The Critical Role of Aspects in Measuring Document Similarity
Eftekhar Hossain, Tarnika Hazra, Ahatesham Bhuiyan, Santu Karmaker
TL;DR
AspectSim reframes document similarity as aspect-conditioned comparison, addressing interpretability gaps of holistic methods. It constructs a 26K-instance benchmark and demonstrates that GPT-4o prompting yields near-human agreement, approximately 0.90 correlation, while open-source LLMs require a two-stage extract-then-embed approach to reach substantial performance (approximately 0.58–0.59). The work analyzes open-model variability, baseline comparisons, and retrieval dynamics, highlighting the central role of explicit aspect conditioning and extraction quality for reliable similarity judgments.
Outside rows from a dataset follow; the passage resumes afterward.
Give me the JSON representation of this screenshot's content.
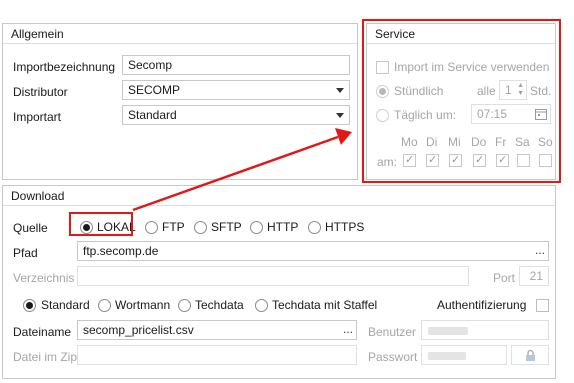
{
  "allgemein": {
    "title": "Allgemein",
    "importbezeichnung_label": "Importbezeichnung",
    "importbezeichnung_value": "Secomp",
    "distributor_label": "Distributor",
    "distributor_value": "SECOMP",
    "importart_label": "Importart",
    "importart_value": "Standard"
  },
  "service": {
    "title": "Service",
    "import_checkbox_label": "Import im Service verwenden",
    "hourly_label": "Stündlich",
    "every_label": "alle",
    "every_value": "1",
    "hours_unit": "Std.",
    "daily_label": "Täglich um:",
    "time_value": "07:15",
    "days": [
      "Mo",
      "Di",
      "Mi",
      "Do",
      "Fr",
      "Sa",
      "So"
    ],
    "am_label": "am:"
  },
  "download": {
    "title": "Download",
    "quelle_label": "Quelle",
    "sources": [
      "LOKAL",
      "FTP",
      "SFTP",
      "HTTP",
      "HTTPS"
    ],
    "selected_source": "LOKAL",
    "pfad_label": "Pfad",
    "pfad_value": "ftp.secomp.de",
    "verzeichnis_label": "Verzeichnis",
    "port_label": "Port",
    "port_value": "21",
    "modes": [
      "Standard",
      "Wortmann",
      "Techdata",
      "Techdata mit Staffel"
    ],
    "selected_mode": "Standard",
    "auth_label": "Authentifizierung",
    "dateiname_label": "Dateiname",
    "dateiname_value": "secomp_pricelist.csv",
    "datei_im_zip_label": "Datei im Zip",
    "benutzer_label": "Benutzer",
    "passwort_label": "Passwort",
    "ellipsis": "..."
  },
  "colors": {
    "highlight": "#e01818",
    "border": "#c8c8c8",
    "disabled_text": "#a6a6a6"
  }
}
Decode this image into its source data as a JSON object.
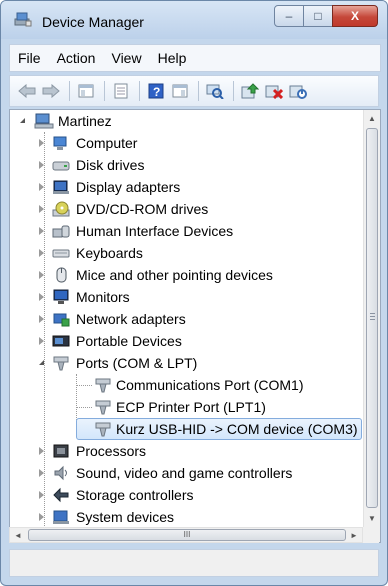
{
  "window": {
    "title": "Device Manager",
    "icon": "device-manager-icon"
  },
  "caption_buttons": {
    "minimize": "–",
    "maximize": "□",
    "close": "X"
  },
  "menu": [
    "File",
    "Action",
    "View",
    "Help"
  ],
  "toolbar": [
    "back-icon",
    "forward-icon",
    "show-hide-console-tree-icon",
    "properties-icon",
    "help-icon",
    "action-pane-icon",
    "scan-hardware-icon",
    "update-driver-icon",
    "uninstall-icon",
    "disable-icon"
  ],
  "tree": {
    "root": "Martinez",
    "items": [
      {
        "label": "Computer",
        "icon": "computer-icon",
        "state": "collapsed"
      },
      {
        "label": "Disk drives",
        "icon": "disk-drive-icon",
        "state": "collapsed"
      },
      {
        "label": "Display adapters",
        "icon": "display-adapter-icon",
        "state": "collapsed"
      },
      {
        "label": "DVD/CD-ROM drives",
        "icon": "dvd-drive-icon",
        "state": "collapsed"
      },
      {
        "label": "Human Interface Devices",
        "icon": "hid-icon",
        "state": "collapsed"
      },
      {
        "label": "Keyboards",
        "icon": "keyboard-icon",
        "state": "collapsed"
      },
      {
        "label": "Mice and other pointing devices",
        "icon": "mouse-icon",
        "state": "collapsed"
      },
      {
        "label": "Monitors",
        "icon": "monitor-icon",
        "state": "collapsed"
      },
      {
        "label": "Network adapters",
        "icon": "network-adapter-icon",
        "state": "collapsed"
      },
      {
        "label": "Portable Devices",
        "icon": "portable-device-icon",
        "state": "collapsed"
      },
      {
        "label": "Ports (COM & LPT)",
        "icon": "port-icon",
        "state": "expanded",
        "children": [
          {
            "label": "Communications Port (COM1)",
            "icon": "port-icon"
          },
          {
            "label": "ECP Printer Port (LPT1)",
            "icon": "port-icon"
          },
          {
            "label": "Kurz USB-HID -> COM device (COM3)",
            "icon": "port-icon",
            "selected": true
          }
        ]
      },
      {
        "label": "Processors",
        "icon": "processor-icon",
        "state": "collapsed"
      },
      {
        "label": "Sound, video and game controllers",
        "icon": "sound-icon",
        "state": "collapsed"
      },
      {
        "label": "Storage controllers",
        "icon": "storage-controller-icon",
        "state": "collapsed"
      },
      {
        "label": "System devices",
        "icon": "system-device-icon",
        "state": "collapsed"
      }
    ]
  },
  "scrollbar": {
    "horizontal_thumb_grip": "III",
    "up": "▲",
    "down": "▼",
    "left": "◄",
    "right": "►"
  }
}
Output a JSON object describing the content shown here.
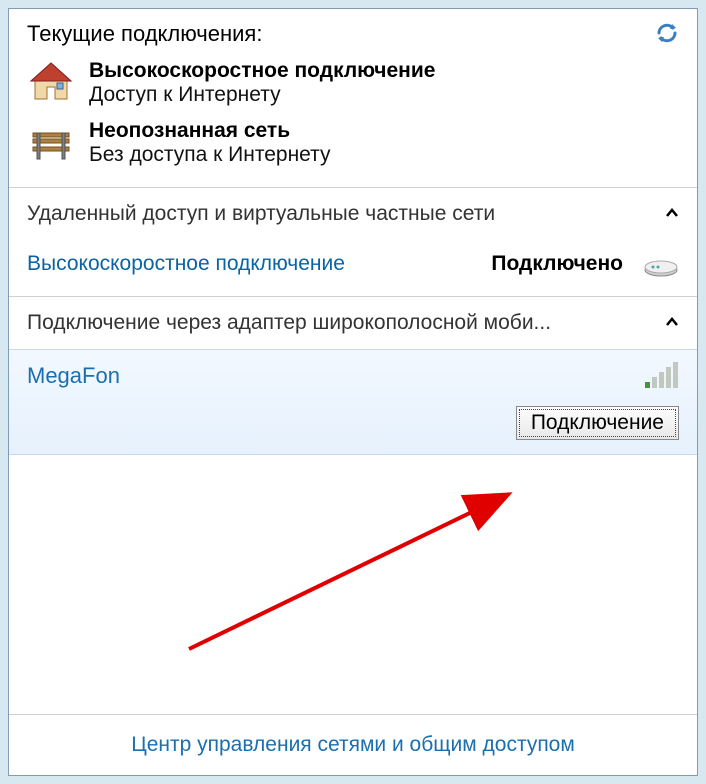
{
  "header": {
    "title": "Текущие подключения:"
  },
  "current_connections": [
    {
      "icon": "house",
      "name": "Высокоскоростное подключение",
      "status": "Доступ к Интернету"
    },
    {
      "icon": "bench",
      "name": "Неопознанная сеть",
      "status": "Без доступа к Интернету"
    }
  ],
  "sections": {
    "vpn": {
      "title": "Удаленный доступ и виртуальные частные сети",
      "item": {
        "name": "Высокоскоростное подключение",
        "status": "Подключено"
      }
    },
    "broadband": {
      "title": "Подключение через адаптер широкополосной моби...",
      "item": {
        "name": "MegaFon",
        "connect_label": "Подключение"
      }
    }
  },
  "footer": {
    "link": "Центр управления сетями и общим доступом"
  }
}
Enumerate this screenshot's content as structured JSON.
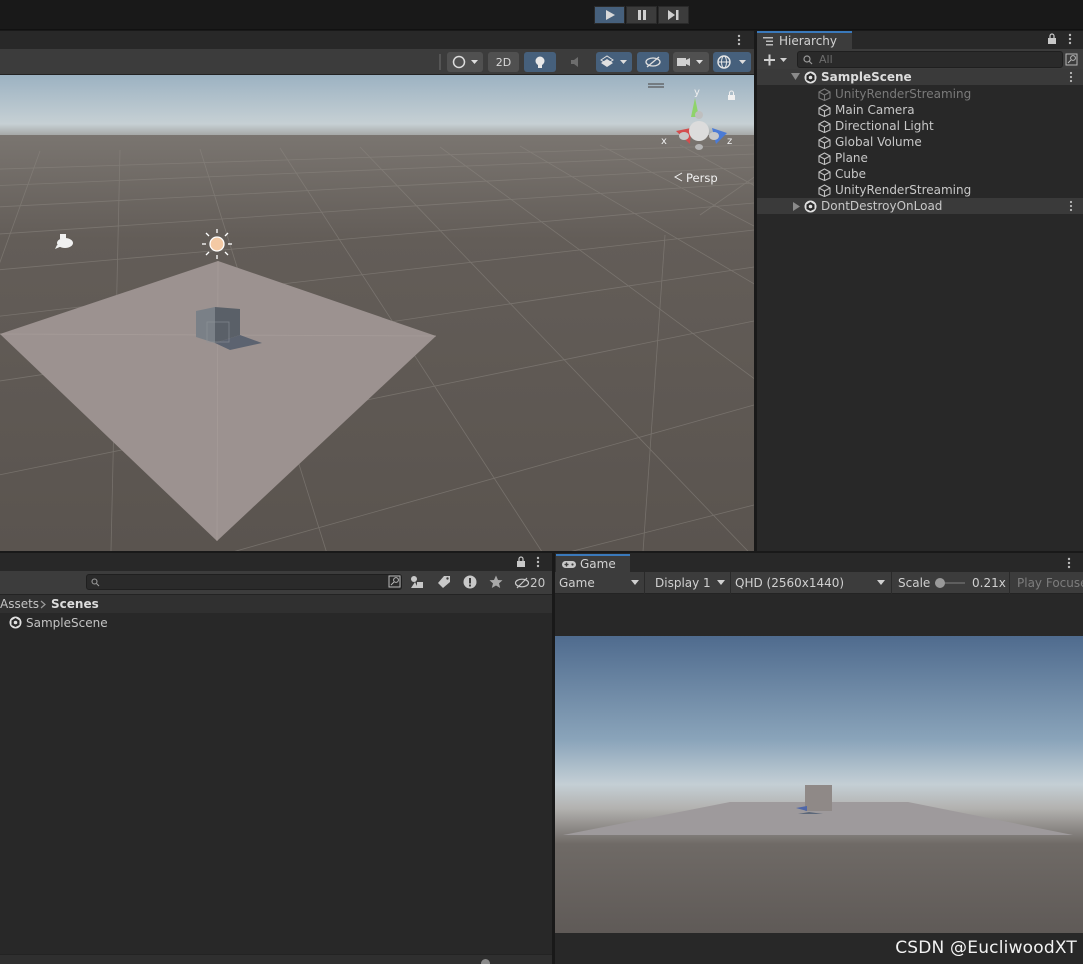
{
  "colors": {
    "accent": "#3a79bb",
    "panel": "#282828",
    "toolbar": "#3c3c3c",
    "selected_button": "#46607c",
    "scene_ground": "#5c5650",
    "plane": "#9c9290"
  },
  "scene_view": {
    "toolbar_2d_label": "2D",
    "persp_label": "Persp",
    "gizmo": {
      "x_label": "x",
      "y_label": "y",
      "z_label": "z"
    }
  },
  "hierarchy": {
    "tab_label": "Hierarchy",
    "search_placeholder": "All",
    "scene_name": "SampleScene",
    "items": [
      {
        "label": "UnityRenderStreaming",
        "disabled": true
      },
      {
        "label": "Main Camera"
      },
      {
        "label": "Directional Light"
      },
      {
        "label": "Global Volume"
      },
      {
        "label": "Plane"
      },
      {
        "label": "Cube"
      },
      {
        "label": "UnityRenderStreaming"
      }
    ],
    "dont_destroy": "DontDestroyOnLoad"
  },
  "project": {
    "hidden_count": "20",
    "breadcrumb": {
      "root": "Assets",
      "current": "Scenes"
    },
    "files": [
      {
        "label": "SampleScene"
      }
    ]
  },
  "game": {
    "tab_label": "Game",
    "mode": "Game",
    "display": "Display 1",
    "resolution": "QHD (2560x1440)",
    "scale_label": "Scale",
    "scale_value": "0.21x",
    "play_focus": "Play Focuse"
  },
  "watermark": "CSDN @EucliwoodXT"
}
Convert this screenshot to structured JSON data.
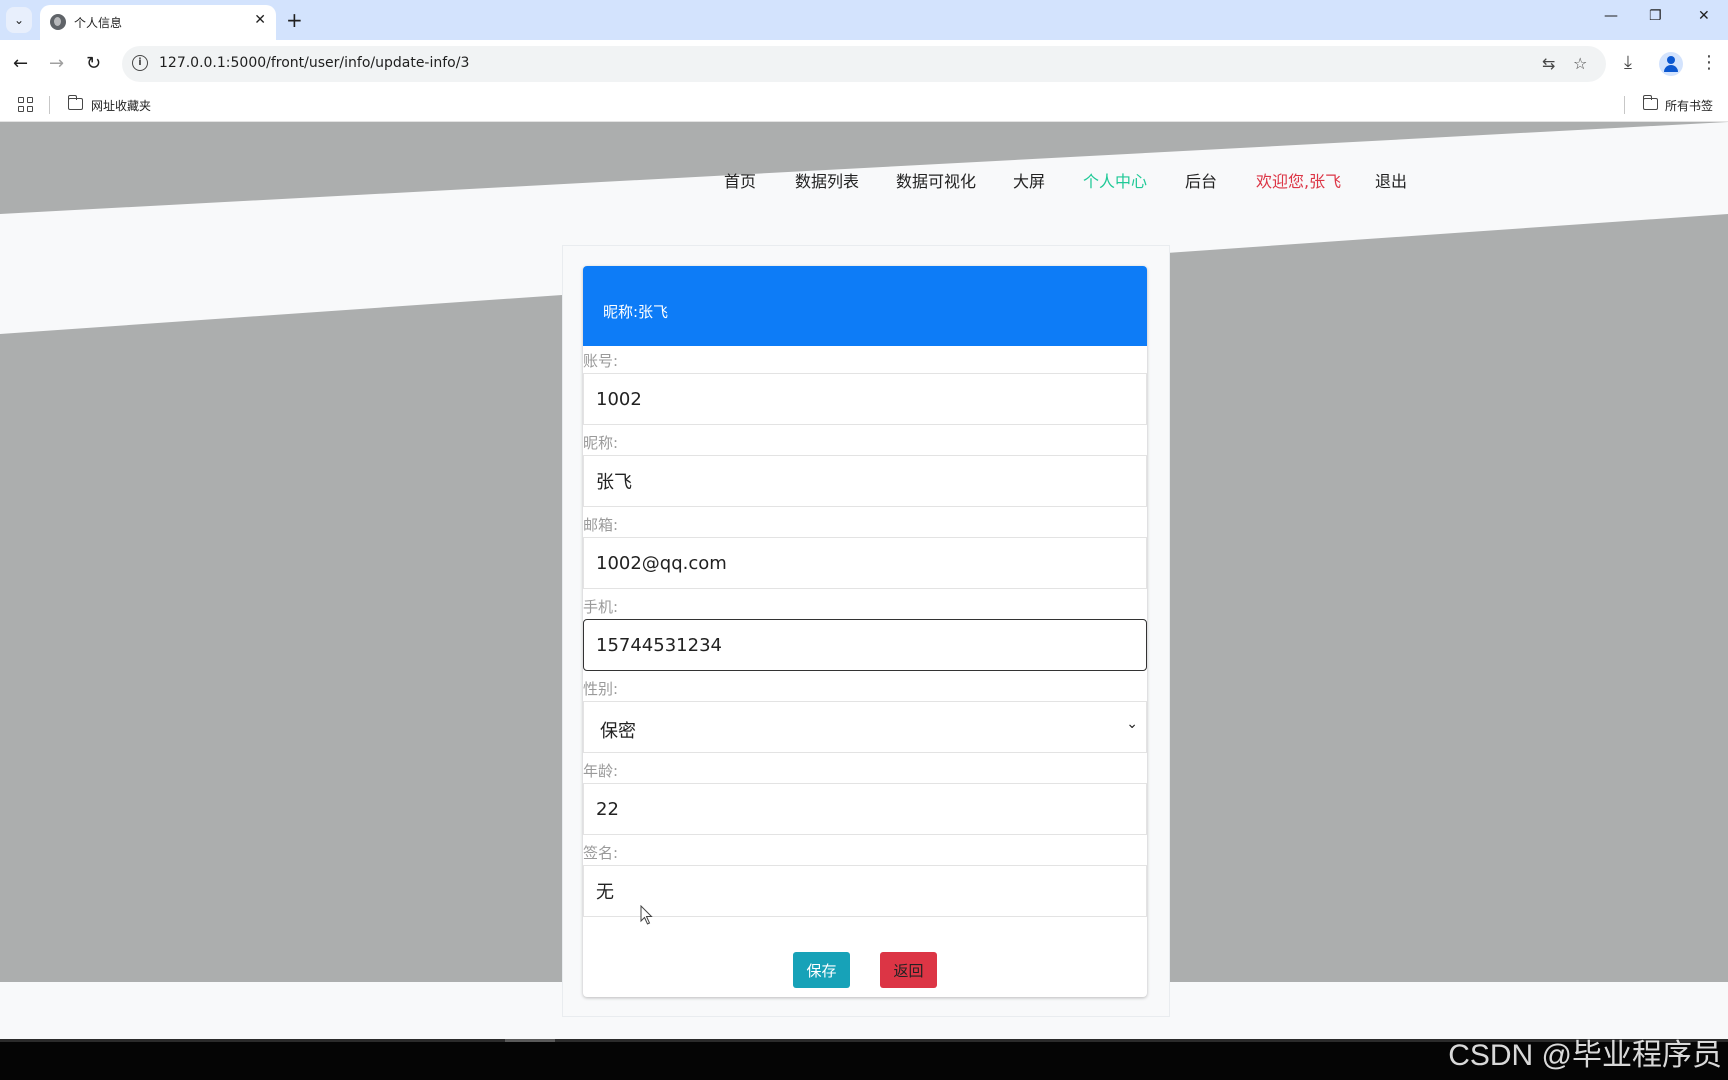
{
  "browser": {
    "tab_title": "个人信息",
    "tab_close": "✕",
    "new_tab": "+",
    "menu_glyph": "⌄",
    "url": "127.0.0.1:5000/front/user/info/update-info/3",
    "back": "←",
    "forward": "→",
    "reload": "↻",
    "translate_glyph": "⇆",
    "star_glyph": "☆",
    "download_glyph": "⤓",
    "more_glyph": "⋮",
    "minimize": "—",
    "restore": "❐",
    "close": "✕",
    "bookmarks": {
      "favorites_folder": "网址收藏夹",
      "all_bookmarks": "所有书签"
    }
  },
  "nav": {
    "items": [
      {
        "label": "首页"
      },
      {
        "label": "数据列表"
      },
      {
        "label": "数据可视化"
      },
      {
        "label": "大屏"
      },
      {
        "label": "个人中心"
      },
      {
        "label": "后台"
      },
      {
        "label": "欢迎您,张飞"
      },
      {
        "label": "退出"
      }
    ],
    "active_color": "#20c997",
    "welcome_color": "#dc3545"
  },
  "profile": {
    "header": "昵称:张飞",
    "fields": {
      "account": {
        "label": "账号:",
        "value": "1002"
      },
      "nickname": {
        "label": "昵称:",
        "value": "张飞"
      },
      "email": {
        "label": "邮箱:",
        "value": "1002@qq.com"
      },
      "phone": {
        "label": "手机:",
        "value": "15744531234"
      },
      "gender": {
        "label": "性别:",
        "value": "保密"
      },
      "age": {
        "label": "年龄:",
        "value": "22"
      },
      "signature": {
        "label": "签名:",
        "value": "无"
      }
    },
    "save_label": "保存",
    "back_label": "返回",
    "header_color": "#0d7cf7",
    "save_color": "#17a2b8",
    "back_color": "#dc3545"
  },
  "watermark": "CSDN @毕业程序员"
}
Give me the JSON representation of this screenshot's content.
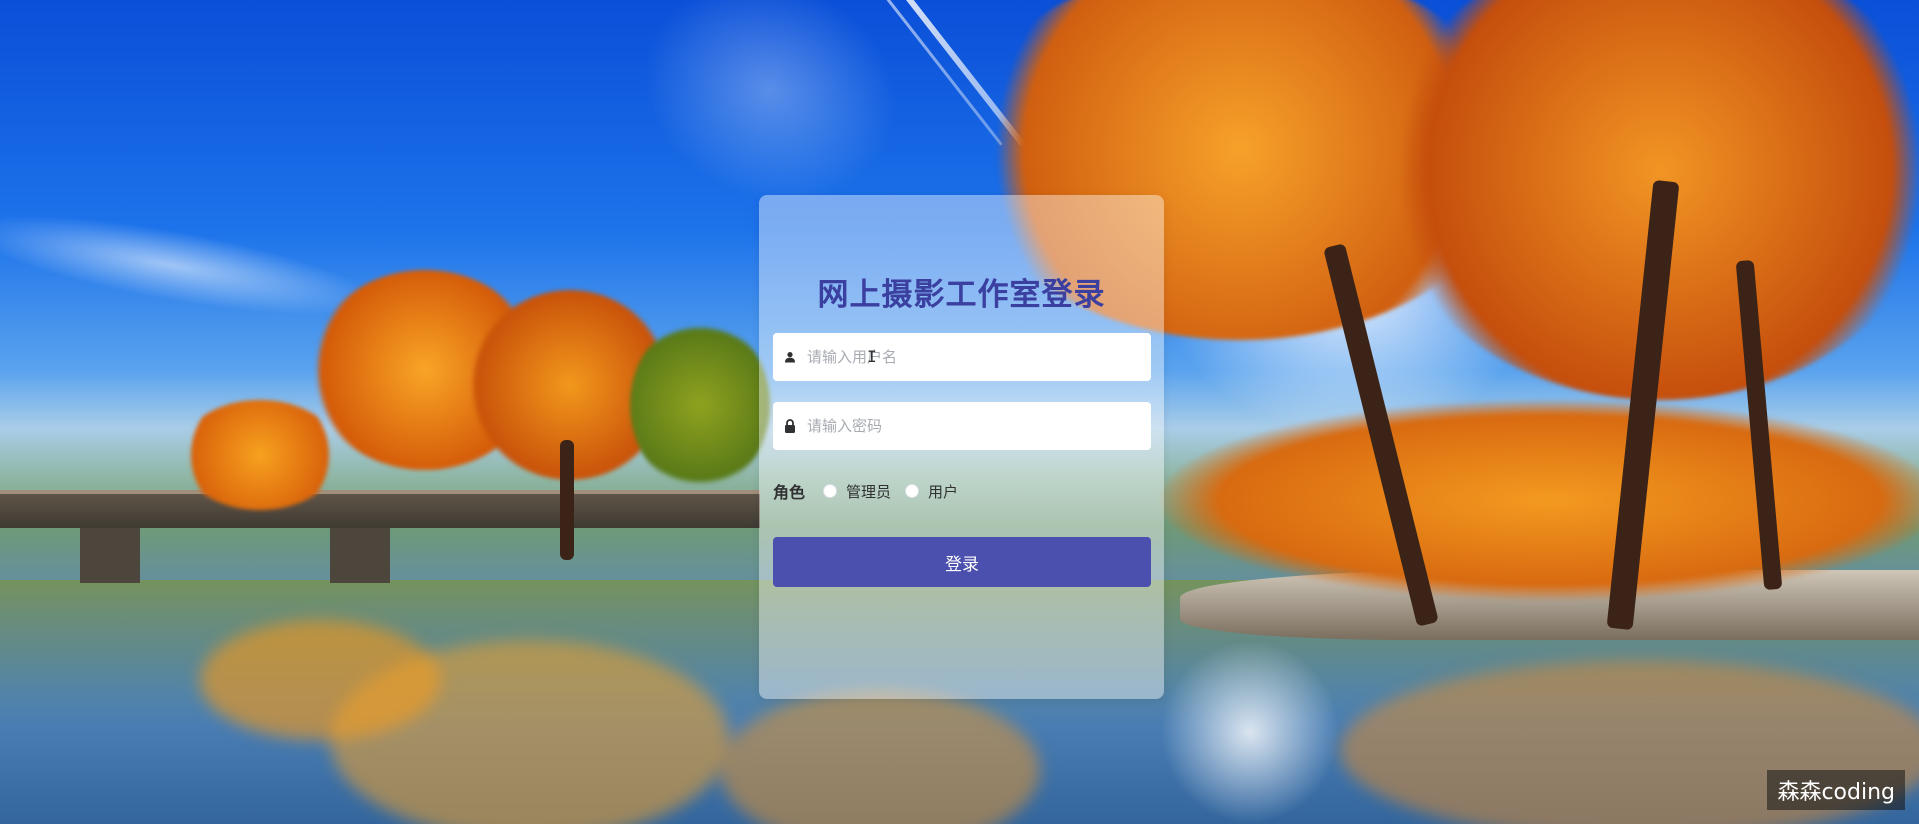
{
  "login": {
    "title": "网上摄影工作室登录",
    "username_placeholder": "请输入用户名",
    "password_placeholder": "请输入密码",
    "role_label": "角色",
    "role_options": [
      "管理员",
      "用户"
    ],
    "submit_label": "登录"
  },
  "watermark": "森森coding",
  "colors": {
    "title": "#3a3fa0",
    "button": "#4b4fad"
  },
  "icons": {
    "username": "user-icon",
    "password": "lock-icon"
  }
}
While progress with open models is promising, performance lags behind GPT-4o, motivating future work on retrieval-augmented approaches and downstream tasks. The study provides a reproducible framework and practical guidance for deploying aspect-conditioned similarity in NLP applications.
Abstract
We introduce ASPECTSIM, a simple and interpretable framework that requires conditioning document similarity on an explicitly specified aspect, which is different from the traditional holistic approach in measuring document similarity. Experimenting with a newly constructed benchmark of 26K aspect-document pairs, we found that ASPECTSIM, when implemented with direct GPT-4o prompting, achieves substantially higher human-machine agreement ($\approx$80% higher) than the same for holistic similarity without explicit aspects. These findings underscore the importance of explicitly accounting for aspects when measuring document similarity and highlight the need to revise standard practice. Next, we conducted a large-scale meta-evaluation using 16 smaller open-source LLMs and 9 embedding models with a focus on making ASPECTSIM accessible and reproducible. While directly prompting LLMs to produce ASPECTSIM scores turned out be ineffective (20-30% human-machine agreement), a simple two-stage refinement improved their agreement by $\approx$140%. Nevertheless, agreement remains well below that of GPT-4o-based models, indicating that smaller open-source LLMs still lag behind large proprietary models in capturing aspect-conditioned similarity.